Shallow Areas: In search of the Holy Grail

PGQ24

Well-known member
Nov 3, 2024
53
Texas Gulf Coast
Pool Size
65000
Surface
Plaster
Chlorine
Liquid Chlorine
I have a large shallow area with 3 channels that go to a huge landing. All are about 4" to 6" in depth. I want to clean it with a 25 micron bag. I can clean larger debris with a net. I've called, asked, but no one seems to have a good solution for under $500, or even $1000. Below are some things I have tried and researched:

1. Call Bottom Feeder. Great vacuum for 4" area. However, they don't make heads that is about 8" wide to clean my 12" and 24" wide channels. It's also about $1500 with the smallest micron bag of 57 or attach a 60 sf filter.
2. Someone suggest to brush and push it to the main pool area and let riptide do the job. Lot of labor to brush and pushing it out one channel sucks in the other channel. A lot of work for little result.
3. Riptide or hammerhead requires at least 12" depth.
4. I used a pondovac or similar. Hoses, electrical cables, tubes, weak suction, and stops every 30 seconds is time consuming and too may parts to setup and carry. The other end drains out into a 25 micron bag.
5. Pool side/skimmer suction hose. Hoses requiring water filled to work, and it would just suck it right into my filter. Don't want that either.
6. Pool Blaster: Portable, but requires 12" depth. No go.
7. I looked and tried the Kokido xtrovac 200. It's tiny and was similar to using a handheld vacuum on a whole primary bedroom floor. They have the kokido 410 which looks promising, but I don't know if it will do 4" shallow area. Also, the smallest micron bag is 250 microns.

If I may ask you to put on your engineering cap, please make suggestions on what is the most efficient, cost effective way get the best and quickest result in cleaning the shallow area. I want something portable with a re-sizeable head to do 18" or 8" wide. I want something powerful like the bottom feeder (I think around 18 gallons/minute) and do small debris that could be heavy like a small pebble) and run off a 12v lifepo4 battery like the riptide. I want something that can connect to standard pool pole. I'll provide the manual labor as long as it provide quick results.

For reference, the tile is 16x16. The length of the steps is almost 40 ft long.
 

Attachments

  • 20250428_153629.jpg
    20250428_153629.jpg
    426.4 KB · Views: 6
  • 20250428_153658.jpg
    20250428_153658.jpg
    487.7 KB · Views: 6
Vac Daddy with shallow water adapter would work, but you only get down to 70 micron.

 
Thanks for the suggest. The vac Daddy is also $1200-1500. I tried it with my pool blaster, but the thing kept on floating up. It primed water OK, but once I lift the head out of the water, it needed to priming all over again.
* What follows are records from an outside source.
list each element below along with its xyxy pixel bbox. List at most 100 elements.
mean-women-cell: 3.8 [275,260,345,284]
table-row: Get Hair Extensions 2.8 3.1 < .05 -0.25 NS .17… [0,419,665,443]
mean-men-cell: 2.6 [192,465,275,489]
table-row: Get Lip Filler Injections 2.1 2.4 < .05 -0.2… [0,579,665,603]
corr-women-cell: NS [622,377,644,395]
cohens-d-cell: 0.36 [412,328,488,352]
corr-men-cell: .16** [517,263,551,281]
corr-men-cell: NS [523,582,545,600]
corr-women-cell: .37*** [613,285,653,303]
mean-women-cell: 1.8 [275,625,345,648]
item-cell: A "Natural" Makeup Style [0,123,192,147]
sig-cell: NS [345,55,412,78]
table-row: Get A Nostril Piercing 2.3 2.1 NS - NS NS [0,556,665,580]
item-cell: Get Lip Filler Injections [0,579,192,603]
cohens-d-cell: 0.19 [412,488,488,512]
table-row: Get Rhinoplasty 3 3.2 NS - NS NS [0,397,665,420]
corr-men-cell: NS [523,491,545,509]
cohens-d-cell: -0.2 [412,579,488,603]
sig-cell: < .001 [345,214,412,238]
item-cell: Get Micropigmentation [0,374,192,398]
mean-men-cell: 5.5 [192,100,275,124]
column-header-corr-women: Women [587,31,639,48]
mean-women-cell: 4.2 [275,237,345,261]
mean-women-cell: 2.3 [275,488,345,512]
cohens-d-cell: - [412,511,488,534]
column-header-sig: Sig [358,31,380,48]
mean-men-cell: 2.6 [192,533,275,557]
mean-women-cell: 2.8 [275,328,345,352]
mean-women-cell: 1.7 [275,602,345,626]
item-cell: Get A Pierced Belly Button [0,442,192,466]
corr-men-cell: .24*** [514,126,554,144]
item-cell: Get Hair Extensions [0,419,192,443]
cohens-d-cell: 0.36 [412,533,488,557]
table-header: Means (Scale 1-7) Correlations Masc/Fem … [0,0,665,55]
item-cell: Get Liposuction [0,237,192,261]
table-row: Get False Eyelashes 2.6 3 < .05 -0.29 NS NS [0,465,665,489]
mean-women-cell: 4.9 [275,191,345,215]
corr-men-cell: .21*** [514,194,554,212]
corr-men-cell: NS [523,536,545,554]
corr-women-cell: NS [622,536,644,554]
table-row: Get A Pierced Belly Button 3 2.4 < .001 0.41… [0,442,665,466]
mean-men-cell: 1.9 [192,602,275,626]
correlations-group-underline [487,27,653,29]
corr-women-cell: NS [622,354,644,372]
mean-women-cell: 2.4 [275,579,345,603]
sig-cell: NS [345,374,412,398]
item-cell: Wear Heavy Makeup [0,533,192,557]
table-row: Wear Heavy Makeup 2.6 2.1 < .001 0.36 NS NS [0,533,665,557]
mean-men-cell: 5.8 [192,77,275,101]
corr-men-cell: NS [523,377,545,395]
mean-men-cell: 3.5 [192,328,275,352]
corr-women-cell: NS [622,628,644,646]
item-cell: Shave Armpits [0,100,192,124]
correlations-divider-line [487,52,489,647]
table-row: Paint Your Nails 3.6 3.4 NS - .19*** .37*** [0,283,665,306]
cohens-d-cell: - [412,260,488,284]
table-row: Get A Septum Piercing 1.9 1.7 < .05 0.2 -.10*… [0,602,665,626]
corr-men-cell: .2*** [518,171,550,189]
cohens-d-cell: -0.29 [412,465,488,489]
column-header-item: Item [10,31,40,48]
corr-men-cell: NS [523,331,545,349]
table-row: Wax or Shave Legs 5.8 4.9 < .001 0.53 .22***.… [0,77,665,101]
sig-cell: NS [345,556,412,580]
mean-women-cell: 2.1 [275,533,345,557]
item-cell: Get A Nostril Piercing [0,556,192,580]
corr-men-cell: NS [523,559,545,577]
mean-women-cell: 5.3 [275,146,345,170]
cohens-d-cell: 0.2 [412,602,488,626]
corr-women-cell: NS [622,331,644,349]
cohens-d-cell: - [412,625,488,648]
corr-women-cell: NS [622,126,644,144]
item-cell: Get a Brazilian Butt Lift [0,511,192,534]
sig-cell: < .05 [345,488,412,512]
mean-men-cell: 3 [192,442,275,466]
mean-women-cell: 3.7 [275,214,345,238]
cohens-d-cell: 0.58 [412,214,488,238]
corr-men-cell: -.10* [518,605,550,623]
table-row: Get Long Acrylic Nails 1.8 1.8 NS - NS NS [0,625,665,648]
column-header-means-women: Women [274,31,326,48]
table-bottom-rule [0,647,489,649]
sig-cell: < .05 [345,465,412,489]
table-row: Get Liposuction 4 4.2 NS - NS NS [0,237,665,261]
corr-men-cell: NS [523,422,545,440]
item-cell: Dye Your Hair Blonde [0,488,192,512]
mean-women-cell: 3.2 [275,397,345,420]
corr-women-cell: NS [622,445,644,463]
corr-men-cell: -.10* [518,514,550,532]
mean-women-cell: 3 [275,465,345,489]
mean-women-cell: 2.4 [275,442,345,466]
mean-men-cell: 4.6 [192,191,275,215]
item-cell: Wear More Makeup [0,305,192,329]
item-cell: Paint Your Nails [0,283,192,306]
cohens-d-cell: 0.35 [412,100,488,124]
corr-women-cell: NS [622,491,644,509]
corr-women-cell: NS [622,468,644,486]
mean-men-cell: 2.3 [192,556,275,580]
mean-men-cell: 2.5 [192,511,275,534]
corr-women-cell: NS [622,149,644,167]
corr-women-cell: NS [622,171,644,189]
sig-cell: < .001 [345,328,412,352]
I think the advantage of the bottom feeder design is that suction happens right at the head, and the blade motor is flipped upside down compared to riptide/hammerhead for shallow area. It is similar to the kokido xtrovac 200. However, neither the kokido nor the bottom feeder is flexible or cost effective as mentioned above for the circumstance.

I was even able to get my riptide to continue the suction at the wide steps. But I can't get it to fit through the widest middle channel. That was a huge disappointment. If only the riptide was a few inches narrower, I could at least do the large area and the middle channel without taking it out of the water.